Comment SO scoring is not comparable across questions (Score 1) 352
Can't post a comment on his blog. Post and preview just reload the page. Cookies are on for blogspot and I've a google.com account. No other way to contact Peter. I presume blogspot requires cookies enabled for some additional domain, but there's no way to find out. I'm gobsmacked as ever that a major web-site either doesn't know or doesn't care this occurs - both causes are stupifying.
My would-be comment;
I believe this analysis is fundamentally incorrect, due to the StackOverflow scores having a different meaning than that required for this analysis to be valid.
Difficult questions and answers, which require a great deal of specialist knowledge, receive very few votes, since almost no developers are qualified to hold an opinion.

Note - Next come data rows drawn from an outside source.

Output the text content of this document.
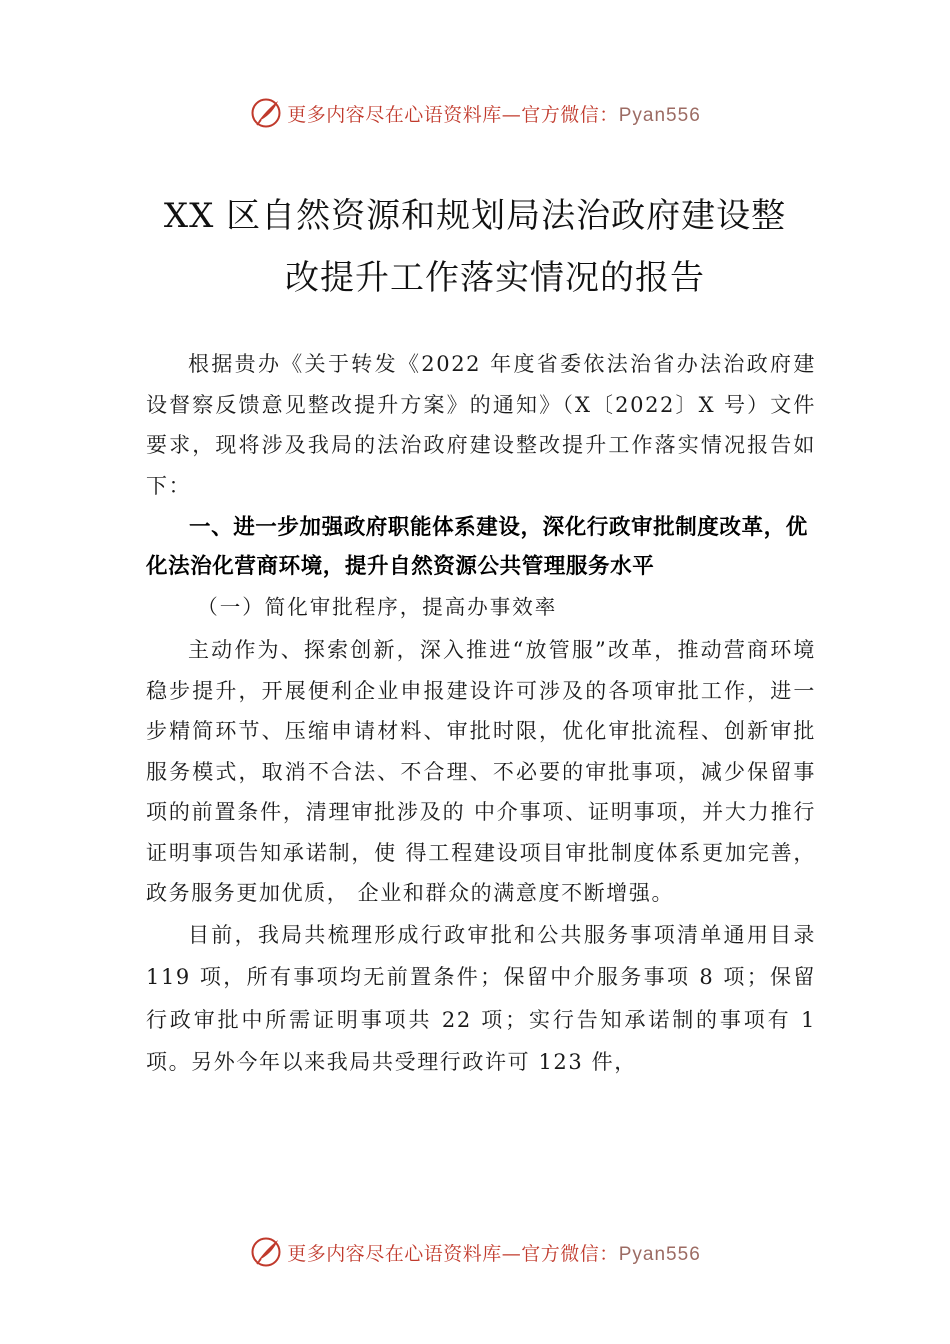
更多内容尽在心语资料库—官方微信：Pyan556
XX 区自然资源和规划局法治政府建设整
改提升工作落实情况的报告

根据贵办《关于转发《2022 年度省委依法治省办法治政府建设督察反馈意见整改提升方案》的通知》（X〔2022〕X 号）文件要求，现将涉及我局的法治政府建设整改提升工作落实情况报告如下：

一、进一步加强政府职能体系建设，深化行政审批制度改革，优化法治化营商环境，提升自然资源公共管理服务水平

（一）简化审批程序，提高办事效率

主动作为、探索创新，深入推进“放管服”改革，推动营商环境稳步提升，开展便利企业申报建设许可涉及的各项审批工作，进一步精简环节、压缩申请材料、审批时限，优化审批流程、创新审批服务模式，取消不合法、不合理、不必要的审批事项，减少保留事项的前置条件，清理审批涉及的 中介事项、证明事项，并大力推行证明事项告知承诺制，使 得工程建设项目审批制度体系更加完善，政务服务更加优质， 企业和群众的满意度不断增强。

目前，我局共梳理形成行政审批和公共服务事项清单通用目录 119 项，所有事项均无前置条件；保留中介服务事项 8 项；保留行政审批中所需证明事项共 22 项；实行告知承诺制的事项有 1 项。另外今年以来我局共受理行政许可 123 件，

更多内容尽在心语资料库—官方微信：Pyan556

I've answered questions on lock-free data structures which have in the end obtained one or two votes - because hardly anyone has spent the years required becoming competent in this field.
I've provided one sentence of grandma-wisdom about someone's problem at work with their boss asking them to use pirated software and I think I received 40 votes - 400 points.
Quick and simple answers to simple questions receive the highest number of votes.
I think the scoring system actually reflects the most popular answer for a single given question; that the scoring system is only meaningful *within the answers for a single question*. It selects and rates between them.
As such, this higher-level analysis, comparing scores *across questions*, is fundamentally incorrect. It requires scores to be a type of indicator which they are not.
To summarize; if answers requiring years of learning lock-free gains very few votes, but one-liners telling someone they'll have more problems in future get very many votes, the actual number of votes an answer receives does not indicate the skill or experience of the person posting the answer. It only reflects the rating of answers *for that one question*. If you wish to compare answers on a per person basis across questions, I think all you can do is consider the position of the answer within all the answers for that question, and assign a value to that position.
If this were done, my lock-free answer, which was top of the list of a very short list, would receive the top score, which my one-liner, which was I think second or third of the answers to that question, would receive a lower score.